In contrast to all of that, Fox’s Jacqui Heinrich pressed on another Biden flub as well as giving free COVID vaccines to illegal immigrants and Real Clear Politics’s Philip Wegmann had questions about a special, one-week job for longtime lefty Anita Dunn and then one of the White House’s Ukraine walkbacks (click “expand”):

HEINRICH: There are reports that the administration is going to require COVID vaccines for undocumented migrants at the southwest border just as Title 42 is expected to end and right after the fourth shot got FDA approval. You just highlighted the impacts of not having enough COVID funding when it comes to paying for shots for the uninsured and sending shipments of treatments to states. So, why would the administration give out free vaccines to undocumented migrants but not to, for instance, uninsured Americans?

(....)

HEINRICH: Can you clarify, though: The New York Times story framed it as something that was about to get underway in certain sectors of the southwest border. Is this some — this requirement for a vaccine. Is — is that accurate? Is that something that is going to take place? Because — and the reason I ask is you’re talking about future supply and this is a future effort. How are those two things not sort of in conflict?

(....)

HEINRICH: Can you confirm Title 42 is about to end then?

BEDINGFIELD: I have no announcement that I can make on Title — Title 42.

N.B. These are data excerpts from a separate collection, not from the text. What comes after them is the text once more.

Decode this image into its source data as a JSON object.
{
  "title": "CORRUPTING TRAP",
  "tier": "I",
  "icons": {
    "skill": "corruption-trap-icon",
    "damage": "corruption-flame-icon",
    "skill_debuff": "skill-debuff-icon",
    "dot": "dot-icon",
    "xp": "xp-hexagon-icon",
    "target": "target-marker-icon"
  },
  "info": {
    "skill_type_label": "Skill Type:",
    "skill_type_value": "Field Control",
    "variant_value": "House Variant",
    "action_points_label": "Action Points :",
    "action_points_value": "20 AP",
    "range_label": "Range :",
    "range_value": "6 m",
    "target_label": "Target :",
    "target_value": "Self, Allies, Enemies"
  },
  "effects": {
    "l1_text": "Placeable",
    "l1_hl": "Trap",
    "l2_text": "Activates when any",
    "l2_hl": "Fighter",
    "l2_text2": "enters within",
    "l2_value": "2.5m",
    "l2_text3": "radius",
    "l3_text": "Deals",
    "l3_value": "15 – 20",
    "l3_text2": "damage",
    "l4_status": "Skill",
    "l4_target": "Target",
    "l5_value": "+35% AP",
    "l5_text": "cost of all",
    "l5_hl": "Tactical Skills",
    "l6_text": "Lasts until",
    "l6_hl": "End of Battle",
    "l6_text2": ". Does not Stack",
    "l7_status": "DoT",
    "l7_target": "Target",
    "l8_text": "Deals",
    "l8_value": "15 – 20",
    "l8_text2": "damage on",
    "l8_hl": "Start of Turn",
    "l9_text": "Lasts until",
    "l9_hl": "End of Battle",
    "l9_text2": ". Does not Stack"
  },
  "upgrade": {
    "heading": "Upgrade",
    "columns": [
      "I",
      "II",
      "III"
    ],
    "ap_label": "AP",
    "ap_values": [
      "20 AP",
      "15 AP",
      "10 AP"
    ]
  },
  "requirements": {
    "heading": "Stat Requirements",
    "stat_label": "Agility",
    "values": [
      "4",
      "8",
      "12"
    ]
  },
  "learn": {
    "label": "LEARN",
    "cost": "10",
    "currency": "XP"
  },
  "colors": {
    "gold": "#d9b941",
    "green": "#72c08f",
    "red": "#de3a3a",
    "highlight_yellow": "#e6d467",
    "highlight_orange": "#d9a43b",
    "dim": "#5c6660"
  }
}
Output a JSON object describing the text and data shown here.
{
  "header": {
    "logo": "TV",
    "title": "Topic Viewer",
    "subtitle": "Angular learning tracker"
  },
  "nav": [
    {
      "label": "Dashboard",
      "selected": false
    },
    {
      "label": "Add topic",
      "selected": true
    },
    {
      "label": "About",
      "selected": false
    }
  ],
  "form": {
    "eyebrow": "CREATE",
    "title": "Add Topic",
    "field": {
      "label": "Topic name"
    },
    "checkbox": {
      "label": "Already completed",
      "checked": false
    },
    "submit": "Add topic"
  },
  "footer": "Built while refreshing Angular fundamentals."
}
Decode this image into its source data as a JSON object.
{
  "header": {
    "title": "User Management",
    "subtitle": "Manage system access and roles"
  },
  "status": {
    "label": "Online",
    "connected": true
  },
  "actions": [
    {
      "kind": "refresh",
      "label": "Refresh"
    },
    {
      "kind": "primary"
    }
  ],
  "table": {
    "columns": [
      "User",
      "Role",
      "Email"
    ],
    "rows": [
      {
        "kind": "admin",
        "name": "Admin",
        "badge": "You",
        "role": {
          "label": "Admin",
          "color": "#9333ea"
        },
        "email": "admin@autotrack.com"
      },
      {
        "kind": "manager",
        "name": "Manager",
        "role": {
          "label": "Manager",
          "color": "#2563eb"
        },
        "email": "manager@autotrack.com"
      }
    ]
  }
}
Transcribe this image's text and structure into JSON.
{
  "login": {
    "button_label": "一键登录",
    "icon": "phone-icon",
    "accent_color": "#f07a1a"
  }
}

HEINRICH: And then, on Ukraine: Yesterday, did the President accidentally reveal a previously unknown effort for the U.S. to be training Ukrainian forces in Poland during his answer in the press conference?

(....)

WEGMANN: The Washington Post reports that Anita Dunn was here at the White House on a special one-week assignment last month. I’m wondering if you could tell us a little bit more about, you know, what was so important for her to be brought in on a one-week assignment like that? And then do any other staffers or former staffers in Biden world enjoy that sort of drop-in opportunity? And finally, is it true that Dunn avoided any ethics rules that would restrict former White House officials from lobbying one year after leaving their post? 

(....)

WEGMANN: And then one more. Forty-five minutes after the President’s remarks wrapped in Warsaw on Saturday, that was when a statement landed in everyone’s inboxes from an unnamed White House official saying that, no, the administration did not, in fact, change its policy with regards to Russia. I’m wondering if you can tell us anything about what happened in the interim — in that 45 minutes. Did the President himself conclude that perhaps there needed to be some further clarification? Or did White House advisors come to him and say, “Perhaps you should revisit your recent remarks?” Why was that statement issued?